An Exploration of the Marital and Life Satisfactions of Middle-Aged Husbands and Wives

Marie-Louise Abrioux, Harvey W. Zingle


This study was designed to investigate attitudes concerning marital perceptions and life satisfaction of middle-aged husbands and wives who were in one of two periods of life. Couples in the postparental period were considered to be those who had launched all their children from the home, while couples in the parental period were considered to be those who still had some children in the home. A total of 160 subjects, that is, 80 couples were identified from two sources of intact marriages in the city of Edmonton. Forty of these couples constituted a counselled (C) sample ofmiddle-aged couples who were engaged in marital or family counselling at the time of this investigation.
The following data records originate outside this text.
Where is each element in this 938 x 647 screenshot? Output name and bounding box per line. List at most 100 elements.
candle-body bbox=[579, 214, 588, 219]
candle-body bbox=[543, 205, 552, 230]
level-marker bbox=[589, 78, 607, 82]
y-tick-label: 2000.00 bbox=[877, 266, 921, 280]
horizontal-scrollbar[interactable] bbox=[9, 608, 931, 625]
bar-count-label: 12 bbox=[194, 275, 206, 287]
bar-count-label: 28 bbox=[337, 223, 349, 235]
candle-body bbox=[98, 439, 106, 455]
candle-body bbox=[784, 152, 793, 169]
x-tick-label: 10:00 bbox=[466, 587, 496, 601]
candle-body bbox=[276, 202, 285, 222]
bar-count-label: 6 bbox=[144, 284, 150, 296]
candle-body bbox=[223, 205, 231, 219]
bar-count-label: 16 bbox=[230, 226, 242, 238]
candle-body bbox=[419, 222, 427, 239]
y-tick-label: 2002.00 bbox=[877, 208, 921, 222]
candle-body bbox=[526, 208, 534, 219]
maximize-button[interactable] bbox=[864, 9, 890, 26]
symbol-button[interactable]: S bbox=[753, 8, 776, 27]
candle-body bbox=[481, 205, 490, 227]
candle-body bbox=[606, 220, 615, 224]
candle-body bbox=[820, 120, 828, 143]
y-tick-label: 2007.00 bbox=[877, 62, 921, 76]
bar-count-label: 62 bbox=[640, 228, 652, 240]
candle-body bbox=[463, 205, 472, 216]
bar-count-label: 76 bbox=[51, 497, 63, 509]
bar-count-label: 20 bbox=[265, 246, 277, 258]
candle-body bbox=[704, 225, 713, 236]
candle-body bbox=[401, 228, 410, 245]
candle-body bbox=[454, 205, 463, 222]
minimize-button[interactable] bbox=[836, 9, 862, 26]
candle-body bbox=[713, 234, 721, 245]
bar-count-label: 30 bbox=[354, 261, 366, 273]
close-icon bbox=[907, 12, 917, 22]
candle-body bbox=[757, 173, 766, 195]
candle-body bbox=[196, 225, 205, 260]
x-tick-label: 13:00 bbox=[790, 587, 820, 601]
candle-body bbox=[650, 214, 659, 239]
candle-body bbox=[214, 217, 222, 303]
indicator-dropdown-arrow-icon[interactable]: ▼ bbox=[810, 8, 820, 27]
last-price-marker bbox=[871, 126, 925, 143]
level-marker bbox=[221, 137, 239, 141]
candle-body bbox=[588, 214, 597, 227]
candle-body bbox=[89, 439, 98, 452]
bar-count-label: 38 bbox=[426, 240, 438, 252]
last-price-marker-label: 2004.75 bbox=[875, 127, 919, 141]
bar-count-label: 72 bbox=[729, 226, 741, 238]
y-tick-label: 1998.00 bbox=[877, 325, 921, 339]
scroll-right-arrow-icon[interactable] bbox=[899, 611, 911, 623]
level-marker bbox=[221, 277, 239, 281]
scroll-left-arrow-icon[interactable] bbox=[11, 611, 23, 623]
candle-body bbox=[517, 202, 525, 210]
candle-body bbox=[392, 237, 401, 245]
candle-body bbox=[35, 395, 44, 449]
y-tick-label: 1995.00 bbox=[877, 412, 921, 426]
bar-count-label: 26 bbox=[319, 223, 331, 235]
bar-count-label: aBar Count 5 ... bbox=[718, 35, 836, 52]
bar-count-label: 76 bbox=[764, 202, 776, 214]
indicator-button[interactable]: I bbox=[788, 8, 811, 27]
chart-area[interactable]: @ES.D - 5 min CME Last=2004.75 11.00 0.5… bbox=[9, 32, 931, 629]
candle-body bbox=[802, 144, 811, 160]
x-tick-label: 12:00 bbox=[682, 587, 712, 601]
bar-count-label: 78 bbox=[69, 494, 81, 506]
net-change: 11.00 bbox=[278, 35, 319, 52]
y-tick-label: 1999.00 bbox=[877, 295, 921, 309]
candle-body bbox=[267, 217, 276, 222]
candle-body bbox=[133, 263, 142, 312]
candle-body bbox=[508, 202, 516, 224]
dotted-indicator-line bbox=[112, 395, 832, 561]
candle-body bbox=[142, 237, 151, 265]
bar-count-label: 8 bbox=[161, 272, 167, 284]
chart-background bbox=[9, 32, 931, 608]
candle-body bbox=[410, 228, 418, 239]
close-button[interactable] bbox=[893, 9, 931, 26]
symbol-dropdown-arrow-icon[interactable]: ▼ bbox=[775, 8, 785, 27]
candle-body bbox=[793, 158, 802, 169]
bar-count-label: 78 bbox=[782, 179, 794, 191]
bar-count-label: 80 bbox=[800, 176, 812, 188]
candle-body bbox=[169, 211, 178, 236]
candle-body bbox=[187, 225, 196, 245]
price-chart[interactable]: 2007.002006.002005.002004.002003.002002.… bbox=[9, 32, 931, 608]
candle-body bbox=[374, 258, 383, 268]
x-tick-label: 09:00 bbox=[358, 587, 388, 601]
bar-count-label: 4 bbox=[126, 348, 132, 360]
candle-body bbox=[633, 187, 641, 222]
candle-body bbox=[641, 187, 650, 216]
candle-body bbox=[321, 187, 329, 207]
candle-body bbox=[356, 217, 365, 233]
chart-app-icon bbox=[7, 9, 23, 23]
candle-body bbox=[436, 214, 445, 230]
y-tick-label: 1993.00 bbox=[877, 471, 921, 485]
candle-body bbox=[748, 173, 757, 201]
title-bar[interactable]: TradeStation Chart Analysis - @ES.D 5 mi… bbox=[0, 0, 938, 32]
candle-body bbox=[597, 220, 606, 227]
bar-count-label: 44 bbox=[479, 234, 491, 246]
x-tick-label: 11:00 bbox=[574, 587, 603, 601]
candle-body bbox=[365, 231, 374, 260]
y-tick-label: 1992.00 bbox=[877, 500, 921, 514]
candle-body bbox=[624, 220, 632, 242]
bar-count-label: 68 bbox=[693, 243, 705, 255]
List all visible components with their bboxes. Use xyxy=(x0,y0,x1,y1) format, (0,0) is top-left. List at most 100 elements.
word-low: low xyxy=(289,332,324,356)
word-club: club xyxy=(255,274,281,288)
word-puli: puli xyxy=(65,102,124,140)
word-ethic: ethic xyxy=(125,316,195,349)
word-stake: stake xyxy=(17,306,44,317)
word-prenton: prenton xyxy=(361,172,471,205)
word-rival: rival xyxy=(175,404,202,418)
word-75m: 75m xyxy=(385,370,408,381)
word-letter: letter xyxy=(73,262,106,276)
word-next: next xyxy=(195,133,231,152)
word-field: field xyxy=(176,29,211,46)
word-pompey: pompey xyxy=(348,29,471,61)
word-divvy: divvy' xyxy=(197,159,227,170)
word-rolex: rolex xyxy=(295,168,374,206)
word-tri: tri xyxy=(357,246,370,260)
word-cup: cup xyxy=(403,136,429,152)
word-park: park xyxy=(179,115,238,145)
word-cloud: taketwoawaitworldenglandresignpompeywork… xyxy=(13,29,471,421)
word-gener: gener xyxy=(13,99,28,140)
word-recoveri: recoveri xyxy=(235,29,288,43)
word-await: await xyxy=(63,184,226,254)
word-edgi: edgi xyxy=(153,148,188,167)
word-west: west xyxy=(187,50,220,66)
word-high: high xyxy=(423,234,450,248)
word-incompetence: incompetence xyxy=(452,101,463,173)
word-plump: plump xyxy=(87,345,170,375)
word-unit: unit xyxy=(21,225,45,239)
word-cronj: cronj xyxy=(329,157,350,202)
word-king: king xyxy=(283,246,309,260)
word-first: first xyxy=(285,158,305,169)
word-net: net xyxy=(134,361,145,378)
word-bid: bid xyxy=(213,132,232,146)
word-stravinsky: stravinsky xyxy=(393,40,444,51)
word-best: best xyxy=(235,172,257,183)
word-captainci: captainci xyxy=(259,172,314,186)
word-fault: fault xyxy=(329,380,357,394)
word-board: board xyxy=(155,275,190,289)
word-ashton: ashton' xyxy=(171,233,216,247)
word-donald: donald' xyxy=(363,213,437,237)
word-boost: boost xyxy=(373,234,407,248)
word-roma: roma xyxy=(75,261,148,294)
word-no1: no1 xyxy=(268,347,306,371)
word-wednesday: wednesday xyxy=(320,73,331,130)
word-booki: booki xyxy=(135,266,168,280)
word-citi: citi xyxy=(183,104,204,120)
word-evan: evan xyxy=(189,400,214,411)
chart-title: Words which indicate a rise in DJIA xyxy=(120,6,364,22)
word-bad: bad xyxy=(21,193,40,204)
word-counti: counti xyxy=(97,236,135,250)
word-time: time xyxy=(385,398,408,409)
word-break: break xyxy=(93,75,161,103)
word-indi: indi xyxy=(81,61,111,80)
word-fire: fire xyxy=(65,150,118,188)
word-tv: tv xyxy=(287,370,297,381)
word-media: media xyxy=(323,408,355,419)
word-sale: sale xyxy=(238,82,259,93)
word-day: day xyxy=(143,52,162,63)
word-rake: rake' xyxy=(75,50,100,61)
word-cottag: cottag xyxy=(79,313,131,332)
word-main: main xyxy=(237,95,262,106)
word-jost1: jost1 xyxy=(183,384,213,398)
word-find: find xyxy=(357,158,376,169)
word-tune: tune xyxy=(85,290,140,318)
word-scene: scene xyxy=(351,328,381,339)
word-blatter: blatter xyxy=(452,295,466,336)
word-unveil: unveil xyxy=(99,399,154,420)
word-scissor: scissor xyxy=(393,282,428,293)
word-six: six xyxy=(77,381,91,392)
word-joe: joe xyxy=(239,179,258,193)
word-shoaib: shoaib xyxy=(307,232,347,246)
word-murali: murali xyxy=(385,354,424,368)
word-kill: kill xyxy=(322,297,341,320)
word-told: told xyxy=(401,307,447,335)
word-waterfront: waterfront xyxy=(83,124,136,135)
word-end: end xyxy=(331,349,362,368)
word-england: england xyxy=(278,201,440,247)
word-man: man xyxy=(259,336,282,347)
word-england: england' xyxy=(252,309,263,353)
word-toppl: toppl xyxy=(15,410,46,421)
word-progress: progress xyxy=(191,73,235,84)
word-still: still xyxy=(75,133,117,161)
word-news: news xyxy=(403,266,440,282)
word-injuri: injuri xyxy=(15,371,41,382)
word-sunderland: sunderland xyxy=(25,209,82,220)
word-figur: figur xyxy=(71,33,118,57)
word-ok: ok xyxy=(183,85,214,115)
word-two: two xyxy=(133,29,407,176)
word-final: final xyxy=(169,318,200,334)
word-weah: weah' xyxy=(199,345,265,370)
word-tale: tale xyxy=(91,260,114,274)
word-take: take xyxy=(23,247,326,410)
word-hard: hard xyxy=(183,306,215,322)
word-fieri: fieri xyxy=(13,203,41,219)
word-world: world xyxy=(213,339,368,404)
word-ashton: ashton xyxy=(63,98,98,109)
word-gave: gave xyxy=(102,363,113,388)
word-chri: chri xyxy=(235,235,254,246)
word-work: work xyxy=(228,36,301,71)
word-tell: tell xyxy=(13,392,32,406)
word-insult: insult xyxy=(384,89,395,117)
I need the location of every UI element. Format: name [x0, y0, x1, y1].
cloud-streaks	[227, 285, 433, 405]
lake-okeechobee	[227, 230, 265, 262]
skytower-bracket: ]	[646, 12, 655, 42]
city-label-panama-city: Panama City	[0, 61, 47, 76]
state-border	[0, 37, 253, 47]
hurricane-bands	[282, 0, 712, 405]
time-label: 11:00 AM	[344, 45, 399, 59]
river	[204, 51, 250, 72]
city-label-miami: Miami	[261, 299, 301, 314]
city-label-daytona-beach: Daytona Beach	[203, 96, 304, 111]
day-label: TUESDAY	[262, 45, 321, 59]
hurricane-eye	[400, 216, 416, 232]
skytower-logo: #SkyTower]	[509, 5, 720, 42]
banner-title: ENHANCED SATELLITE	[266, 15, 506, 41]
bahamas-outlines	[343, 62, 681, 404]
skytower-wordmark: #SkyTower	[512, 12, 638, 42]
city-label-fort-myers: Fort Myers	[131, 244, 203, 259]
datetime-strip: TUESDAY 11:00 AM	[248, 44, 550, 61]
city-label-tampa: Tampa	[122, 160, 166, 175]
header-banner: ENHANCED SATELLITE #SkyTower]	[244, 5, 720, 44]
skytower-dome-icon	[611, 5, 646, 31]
The noncounselled (NC) sample was comprised of 40 middle-aged couples who were not receiving counselling. A modified version of the Middle Years Life Satisfaction Scale (MYLSS), designed by Stinnett and Hayes (1971) was used to measure life satisfaction and the Middle Years Marital Perception Scale (MYMPS), which was based on an older person's perception scale, designed by Stinnett, Carter and Montgomery (1972), was used to obtain background information from the subjects and to investigate their perceptions of marriage. The results of the study ndicated that the NC and C samples of middle-aged couples were significantly different from one another with respect to life and marital satisfaction but that they were very similar in other respects, particularly in their reactions to the launching of the last child from the home. Certain qualities that were characteristic of being middle aged also became apparent.